A Audiência Nacional da Espanha determinou a abertura de uma investigação criminal sobre a chegada de dezenas de milhares de migrantes a Ceuta em julho. A juíza María Tardón afirmou haver indícios de que condutas supostamente praticadas fora do país teriam afetado gravemente a integridade territorial espanhola por meio da entrada em massa.
A apuração deverá examinar possíveis crimes contra a integridade territorial, homicídio culposo e organização criminosa. Na decisão, Tardón descreveu o fluxo migratório como um método associado à chamada “guerra híbrida” ou “zona cinzenta”, com impacto sobre a vida e os direitos dos moradores do enclave espanhol.
Um relatório policial espanhol, que apontou permissividade das forças de segurança marroquinas, embasou a abertura do caso.
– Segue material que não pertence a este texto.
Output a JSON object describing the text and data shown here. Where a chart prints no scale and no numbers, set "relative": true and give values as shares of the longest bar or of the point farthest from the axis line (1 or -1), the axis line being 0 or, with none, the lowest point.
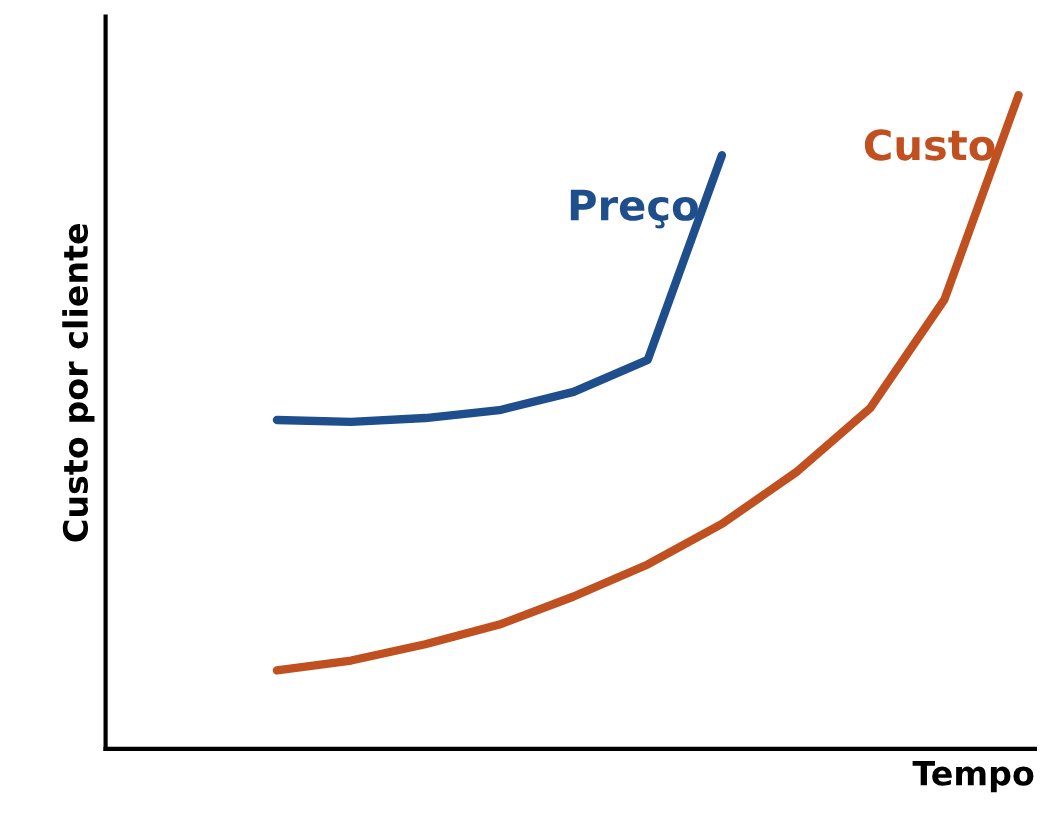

Segundo a juíza, agentes do Marrocos não teriam feito uma tentativa efetiva de conter o movimento e, em algumas situações, teriam orientado pessoas sobre a travessia.
O governo espanhol declarou que não há evidência conclusiva de que Rabat tenha sido responsável pela entrada de mais de 70 mil migrantes no fim de julho. Autoridades marroquinas não comentaram o relatório, enquanto veículos do país questionaram a falta de provas materiais. A maioria dos migrantes foi devolvida, mas milhares permaneceram em Ceuta.